Adaptation strategy by Asean on climate change: Asean Working Group on Climate Change (AWGCC) was formed to find common ground to fight climate change and hence, they agreed to share information of sea level rise, extreme events in detailed levels.
Asean on sharing expertises:
ASEAN Haze Monitoring System (AMHS) developed by Singapore cost $100,000 is expected to make use of land concession maps from each country, hot-spot data and high resolution satellite images to pinpoint companies responsible for burning land illegally.
Asean work closely in conducting researches and a number of joint programs related to forest and natural areas. E.g. Global Environment Centre
Thailand (Thailand Greenhouse Gas Management Organization, TGO) make a good position in Carbon Labelling.
Malaysia share their expertise promoting Green Building Monitoring Tool – monitor the life cycle of architecture / building.
Here are some Q&A on how Asean Countries handle Peatlands and Climate Change:-
Q: Do you have any framework on tackling illegal forest burning and encroachment? As I understand, Asean cannot interfere other Asean countries that causes this problem.

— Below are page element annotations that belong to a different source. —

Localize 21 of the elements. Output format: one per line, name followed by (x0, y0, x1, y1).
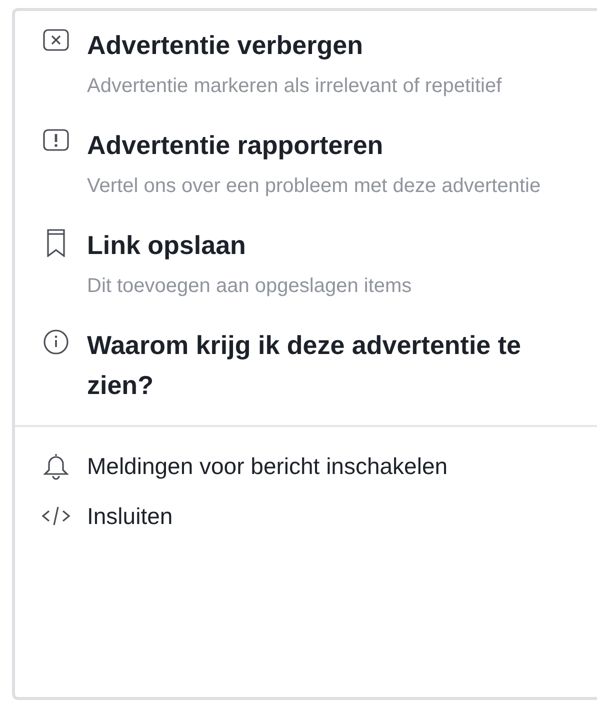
menu-item-description: Advertentie markeren als irrelevant of repetitief (87, 74, 503, 99)
bell-icon (43, 452, 69, 480)
menu-item[interactable]: Waarom krijg ik deze advertentie te zien? (15, 325, 597, 405)
bookmark-icon (46, 229, 66, 257)
menu-item-title: Waarom krijg ik deze advertentie te zien? (87, 329, 522, 402)
info-icon (43, 329, 69, 355)
menu-item-description: Dit toevoegen aan opgeslagen items (87, 274, 413, 299)
menu-item-description: Vertel ons over een probleem met deze advertentie (87, 174, 542, 199)
menu-item[interactable]: Advertentie rapporteren Vertel ons over een probleem met deze advertentie (15, 125, 597, 207)
menu-item-title: Advertentie rapporteren (87, 129, 384, 162)
code-icon (41, 504, 71, 528)
menu-item-title: Advertentie verbergen (87, 29, 364, 62)
close-icon (43, 29, 69, 51)
menu-item-title: Insluiten (87, 502, 174, 531)
exclamation-icon (43, 129, 69, 151)
menu-item[interactable]: Advertentie verbergen Advertentie markeren als irrelevant of repetitief (15, 25, 597, 107)
menu-item[interactable]: Insluiten (15, 491, 597, 541)
menu-item[interactable]: Link opslaan Dit toevoegen aan opgeslagen items (15, 225, 597, 307)
menu-item-title: Link opslaan (87, 229, 247, 262)
menu-item[interactable]: Meldingen voor bericht inschakelen (15, 441, 597, 491)
menu-item-title: Meldingen voor bericht inschakelen (87, 452, 449, 481)
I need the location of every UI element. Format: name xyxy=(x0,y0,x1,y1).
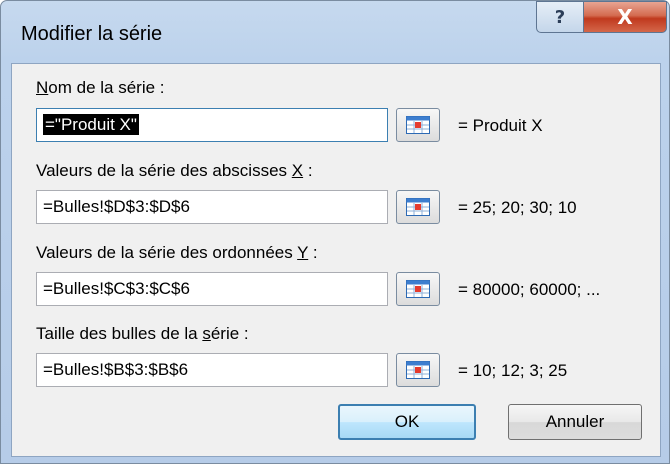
y-values-preview: = 80000; 60000; ... xyxy=(458,280,601,299)
dialog-title: Modifier la série xyxy=(21,23,163,45)
series-name-input[interactable]: ="Produit X" xyxy=(36,108,388,142)
x-values-range-button[interactable] xyxy=(396,190,440,224)
ok-button[interactable]: OK xyxy=(338,404,476,440)
range-picker-icon xyxy=(406,116,430,134)
help-icon: ? xyxy=(554,6,566,28)
range-picker-icon xyxy=(406,280,430,298)
cancel-button[interactable]: Annuler xyxy=(508,404,642,440)
series-name-range-button[interactable] xyxy=(396,108,440,142)
dialog-window: Modifier la série ? X Nom de la série : … xyxy=(0,0,670,464)
range-picker-icon xyxy=(406,361,430,379)
bubble-size-input[interactable]: =Bulles!$B$3:$B$6 xyxy=(36,353,388,387)
x-values-input[interactable]: =Bulles!$D$3:$D$6 xyxy=(36,190,388,224)
title-bar[interactable]: Modifier la série ? X xyxy=(1,1,669,65)
x-values-preview: = 25; 20; 30; 10 xyxy=(458,198,577,217)
dialog-body: Nom de la série : ="Produit X" = Produit… xyxy=(11,63,661,457)
y-values-label: Valeurs de la série des ordonnées Y : xyxy=(36,243,318,262)
close-icon: X xyxy=(617,5,633,29)
close-button[interactable]: X xyxy=(583,1,667,33)
bubble-size-preview: = 10; 12; 3; 25 xyxy=(458,361,568,380)
series-name-label: Nom de la série : xyxy=(36,78,165,97)
bubble-size-range-button[interactable] xyxy=(396,353,440,387)
series-name-preview: = Produit X xyxy=(458,116,543,135)
range-picker-icon xyxy=(406,198,430,216)
help-button[interactable]: ? xyxy=(536,1,584,33)
series-name-value: ="Produit X" xyxy=(43,114,139,135)
bubble-size-label: Taille des bulles de la série : xyxy=(36,324,249,343)
y-values-range-button[interactable] xyxy=(396,272,440,306)
y-values-input[interactable]: =Bulles!$C$3:$C$6 xyxy=(36,272,388,306)
x-values-label: Valeurs de la série des abscisses X : xyxy=(36,161,313,180)
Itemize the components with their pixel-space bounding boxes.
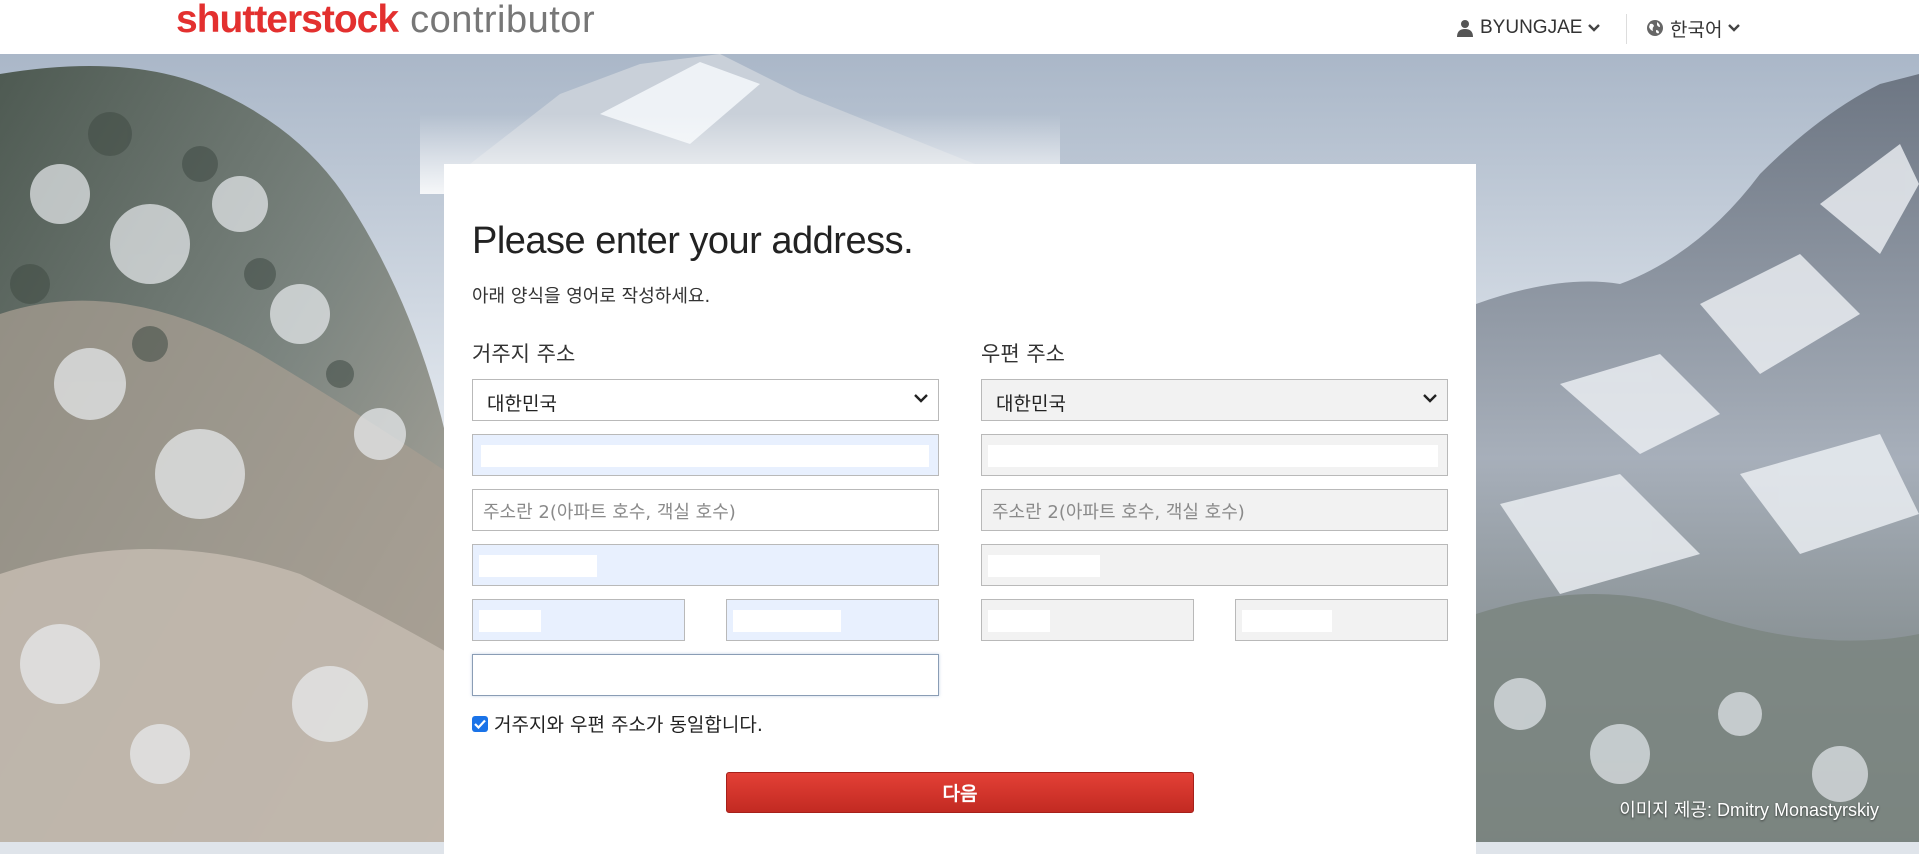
residence-city-input[interactable] <box>472 544 939 586</box>
mailing-address2-placeholder: 주소란 2(아파트 호수, 객실 호수) <box>992 502 1245 523</box>
globe-icon <box>1647 20 1663 36</box>
mailing-address1-input[interactable] <box>981 434 1448 476</box>
page-subtitle: 아래 양식을 영어로 작성하세요. <box>472 286 711 307</box>
residence-postal-code-input[interactable] <box>726 599 939 641</box>
language-menu[interactable]: 한국어 <box>1646 14 1746 42</box>
residence-extra-input[interactable] <box>472 654 939 696</box>
residence-address2-placeholder: 주소란 2(아파트 호수, 객실 호수) <box>483 502 736 523</box>
top-navbar: shutterstock contributor BYUNGJAE 한국어 <box>0 0 1919 54</box>
user-menu[interactable]: BYUNGJAE <box>1456 14 1606 42</box>
language-label: 한국어 <box>1670 19 1723 41</box>
same-address-label: 거주지와 우편 주소가 동일합니다. <box>494 714 763 736</box>
autofill-value-mask <box>479 555 597 577</box>
chevron-down-icon <box>1423 394 1437 403</box>
autofill-value-mask <box>479 610 541 632</box>
value-mask <box>988 445 1438 467</box>
logo-sub-text: contributor <box>410 0 596 41</box>
residence-address-heading: 거주지 주소 <box>472 342 576 366</box>
image-credit: 이미지 제공: Dmitry Monastyrskiy <box>1619 800 1879 820</box>
value-mask <box>988 555 1100 577</box>
mailing-country-value: 대한민국 <box>996 393 1066 415</box>
value-mask <box>1242 610 1332 632</box>
page-title: Please enter your address. <box>472 220 914 262</box>
user-name: BYUNGJAE <box>1480 17 1583 38</box>
autofill-value-mask <box>481 445 929 467</box>
residence-country-value: 대한민국 <box>487 393 557 415</box>
same-address-option: 거주지와 우편 주소가 동일합니다. <box>472 710 763 737</box>
residence-country-select[interactable]: 대한민국 <box>472 379 939 421</box>
chevron-down-icon <box>1728 24 1741 32</box>
residence-state-input[interactable] <box>472 599 685 641</box>
user-icon <box>1457 20 1473 37</box>
checkmark-icon <box>474 719 486 729</box>
logo-brand-text: shutterstock <box>176 0 399 41</box>
next-button[interactable]: 다음 <box>726 772 1194 813</box>
address-form-card: Please enter your address. 아래 양식을 영어로 작성… <box>444 164 1476 854</box>
residence-address1-input[interactable] <box>472 434 939 476</box>
mailing-state-input[interactable] <box>981 599 1194 641</box>
header-divider <box>1626 14 1627 44</box>
mailing-address-heading: 우편 주소 <box>981 342 1065 366</box>
autofill-value-mask <box>733 610 841 632</box>
value-mask <box>988 610 1050 632</box>
mailing-address2-input[interactable]: 주소란 2(아파트 호수, 객실 호수) <box>981 489 1448 531</box>
mailing-city-input[interactable] <box>981 544 1448 586</box>
chevron-down-icon <box>1588 24 1601 32</box>
same-address-checkbox[interactable] <box>472 715 488 732</box>
mailing-country-select[interactable]: 대한민국 <box>981 379 1448 421</box>
mailing-postal-code-input[interactable] <box>1235 599 1448 641</box>
chevron-down-icon <box>914 394 928 403</box>
residence-address2-input[interactable]: 주소란 2(아파트 호수, 객실 호수) <box>472 489 939 531</box>
shutterstock-contributor-logo[interactable]: shutterstock contributor <box>176 0 595 42</box>
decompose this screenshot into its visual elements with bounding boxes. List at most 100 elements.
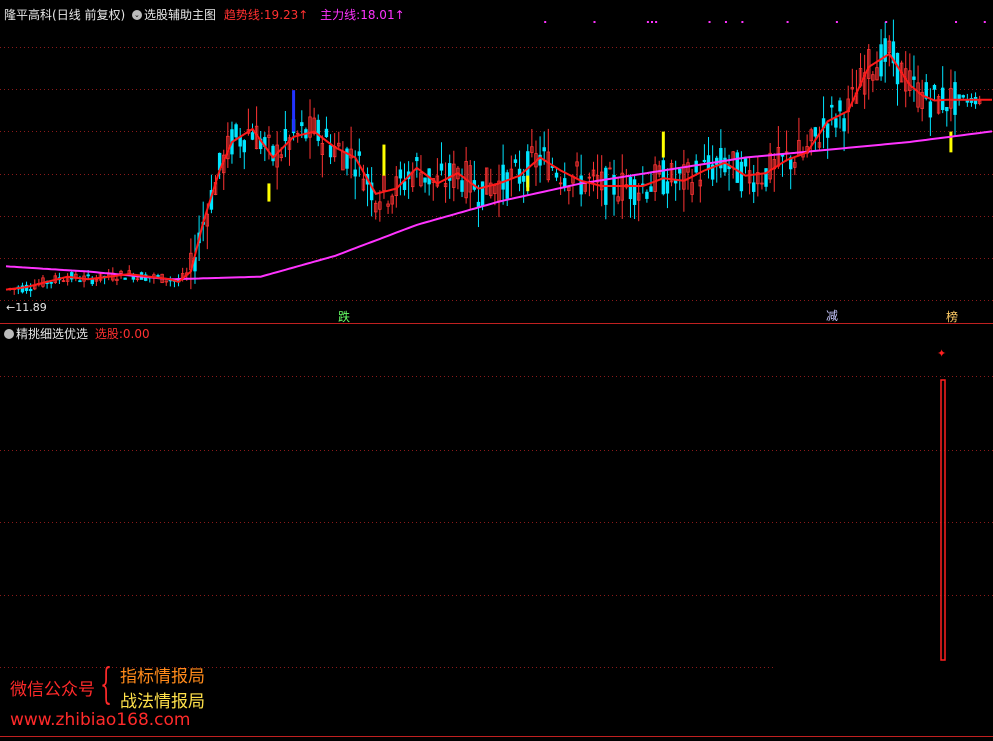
pick-value: 0.00 <box>122 327 150 341</box>
candle-body <box>156 275 160 277</box>
candle-body <box>665 181 670 194</box>
candle-body <box>554 172 559 178</box>
wechat-brace: { <box>100 659 113 708</box>
top-indicator-name[interactable]: 选股辅助主图 <box>144 8 216 22</box>
wechat-label: 微信公众号 <box>10 680 95 700</box>
signal-dot-12 <box>983 21 986 23</box>
candle-body <box>78 280 82 283</box>
candle-body <box>912 76 916 80</box>
candlesticks <box>8 19 982 297</box>
main-arrow-icon: ↑ <box>394 8 405 22</box>
candle-body <box>825 123 830 138</box>
bottom-toggle-icon[interactable] <box>4 329 14 339</box>
main-value: 18.01 <box>360 8 395 22</box>
candle-body <box>735 152 739 183</box>
candle-body <box>250 132 255 140</box>
candle-body <box>632 179 637 205</box>
candle-body <box>480 181 485 207</box>
candle-body <box>316 119 320 141</box>
main-label: 主力线: <box>320 8 361 22</box>
candle-body <box>402 181 407 190</box>
candle-body <box>542 147 546 152</box>
candle-body <box>694 160 698 173</box>
marker-jian: 减 <box>826 309 839 323</box>
watermark-line1: 指标情报局 <box>120 667 205 687</box>
candle-body <box>234 124 238 138</box>
candle-body <box>415 157 419 162</box>
candle-body <box>645 191 649 199</box>
candle-body <box>941 87 945 110</box>
chart-stage: ✦ 隆平高科(日线 前复权) ⌄ 选股辅助主图 趋势线:19.23↑ 主力线:18… <box>0 0 993 737</box>
trend-arrow-icon: ↑ <box>298 8 309 22</box>
candle-body <box>357 151 362 156</box>
candle-body <box>961 95 965 98</box>
candle-body <box>123 277 127 280</box>
yellow-bar-0 <box>267 183 271 202</box>
signal-dot-6 <box>724 21 727 23</box>
signal-dot-3 <box>651 21 654 23</box>
trend-value: 19.23 <box>263 8 299 22</box>
signal-bar <box>940 379 946 661</box>
signal-dot-11 <box>955 21 958 23</box>
candle-body <box>353 169 357 177</box>
yellow-bar-1 <box>382 144 386 176</box>
candle-body <box>49 281 53 284</box>
candle-body <box>702 159 707 163</box>
signal-dot-8 <box>786 21 789 23</box>
candle-body <box>813 127 818 137</box>
top-header: 隆平高科(日线 前复权) ⌄ 选股辅助主图 趋势线:19.23↑ 主力线:18.0… <box>4 6 405 23</box>
watermark-url[interactable]: www.zhibiao168.com <box>10 710 190 730</box>
candle-body <box>842 118 846 132</box>
stock-title: 隆平高科 <box>4 8 53 22</box>
yellow-bar-2 <box>526 175 530 192</box>
period-label: (日线 前复权) <box>52 8 126 22</box>
marker-die: 跌 <box>338 310 351 324</box>
marker-bang: 榜 <box>946 310 959 324</box>
yellow-bar-3 <box>661 131 665 158</box>
candle-body <box>928 101 933 118</box>
candle-body <box>945 106 949 112</box>
candle-body <box>521 175 526 182</box>
candle-body <box>439 163 444 171</box>
bottom-header: 精挑细选优选 选股:0.00 <box>4 325 150 342</box>
signal-dot-10 <box>885 21 888 23</box>
candle-body <box>628 176 633 200</box>
candle-body <box>242 140 246 153</box>
signal-dot-9 <box>835 21 838 23</box>
candle-body <box>324 128 329 138</box>
candle-body <box>328 145 333 158</box>
indicator-toggle-icon[interactable]: ⌄ <box>132 10 143 20</box>
candle-body <box>398 169 403 179</box>
candle-body <box>460 180 464 192</box>
candle-body <box>501 164 505 190</box>
candle-body <box>838 100 842 112</box>
candle-body <box>505 172 509 199</box>
candle-body <box>830 104 834 108</box>
candle-body <box>423 177 427 183</box>
candle-body <box>513 159 518 163</box>
signal-bar-group: ✦ <box>937 347 946 661</box>
signal-dot-4 <box>655 21 658 23</box>
candle-body <box>739 161 744 192</box>
candle-body <box>764 168 768 187</box>
candle-body <box>932 84 937 90</box>
trend-label: 趋势线: <box>223 8 264 22</box>
pick-label: 选股: <box>94 327 123 341</box>
candle-body <box>752 182 756 192</box>
signal-dot-1 <box>593 21 596 23</box>
blue-bar <box>292 90 296 132</box>
signal-dot-0 <box>544 21 547 23</box>
candle-body <box>283 129 288 142</box>
candle-body <box>678 168 682 174</box>
chart-canvas[interactable]: ✦ <box>0 0 993 737</box>
bottom-indicator-name[interactable]: 精挑细选优选 <box>16 327 88 341</box>
candle-body <box>834 118 838 128</box>
candle-body <box>86 274 90 277</box>
watermark-line2: 战法情报局 <box>120 692 205 712</box>
signal-butterfly-icon: ✦ <box>937 347 946 360</box>
signal-dot-2 <box>646 21 649 23</box>
candle-body <box>706 155 711 170</box>
candle-body <box>300 122 304 127</box>
candle-body <box>238 136 242 147</box>
candle-body <box>743 158 748 167</box>
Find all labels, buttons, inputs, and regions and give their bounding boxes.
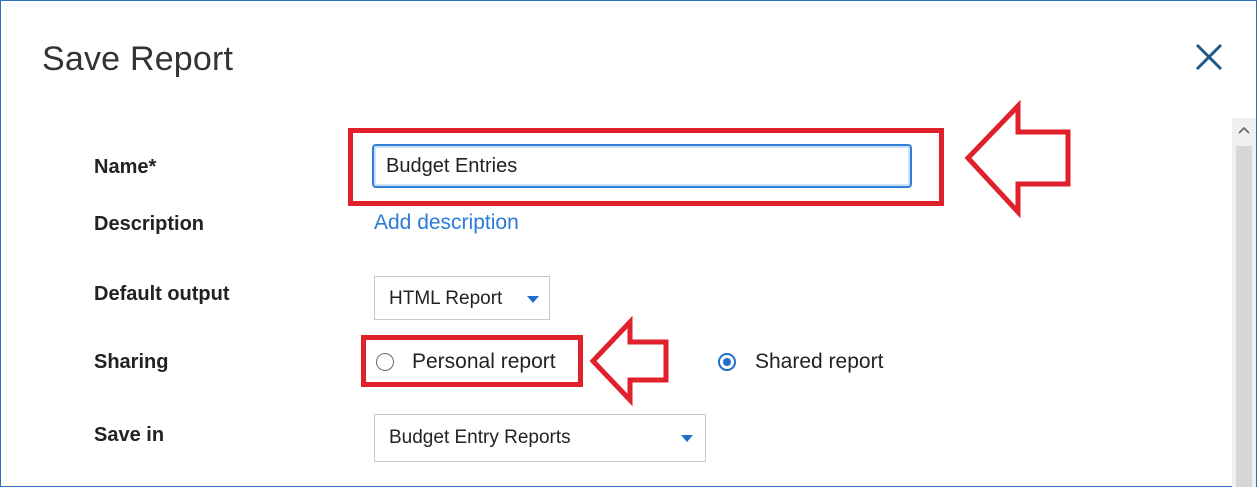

Law and legislation are there but there is lack of implementation/enforcement on peatlands in the region. Currently Asean is coordinating enhance capacity of local government, local sectors, and community to work together. Further works need to be done.
Q. Direct to Dr. Gary: I am struck by your statement that ASEAN countries want to develop without becoming the major emitter. How Asean can contribute in the debate in equity when it comes into the agreement. How Asean can come into play in the negotiation?
Dr. Gary: There is growing role in Renewable Energy. Asean does not have access to traditional Renewable Energy like wind, and solar. We are looking forward to something like biomass and wave energy. This is where technology transfer comes in. This could be the pathway where we can achieve clean energy.
Rehabilitation of peat swamps are achievable in other parts of the world but we need to consider the cultural, and social parts of the world.
With the current technologies – it is evident the cost is very high. For instance, to build a railroad, every one meter you need two concrete slippers. We know the carbon price of steels and concrete slippers. We need to pass via a phase where carbon emissions will be higher. We are trying to incorporate that into agreement. Benefit of that, you can remove x number of cars. Means and numbers are there. We need to come down to speak honestly. We need to come down to the level where we can honestly discuss and work on this together.
Q. I think we are overlooking issue such as peatland subsidence. Peatland oxidize, carbon release to the air and soil is lowered 5 cm per year. In asean region. Bottom of the peats lie below. What would the solution be in addressing such issue?
Peatland subsidence (lowering of the soil): Impact of drainage without fire has been recognized as the main sources of GHG. That has led to adoption of new principles and criteria. Any plantations on peat must do a drainage projection on the next 40 years. If not, it must rehabilitate and use only for wet-production. Only applicable to RSPO for now. This is one of the major challenges in the future.
Q. Long Term Solution for Haze Problem?
Dr. Gary: Long term solution to the haze problem lies in building your capacity of indigenous and local people the dangers of traditional agricultural practices in a changing environment.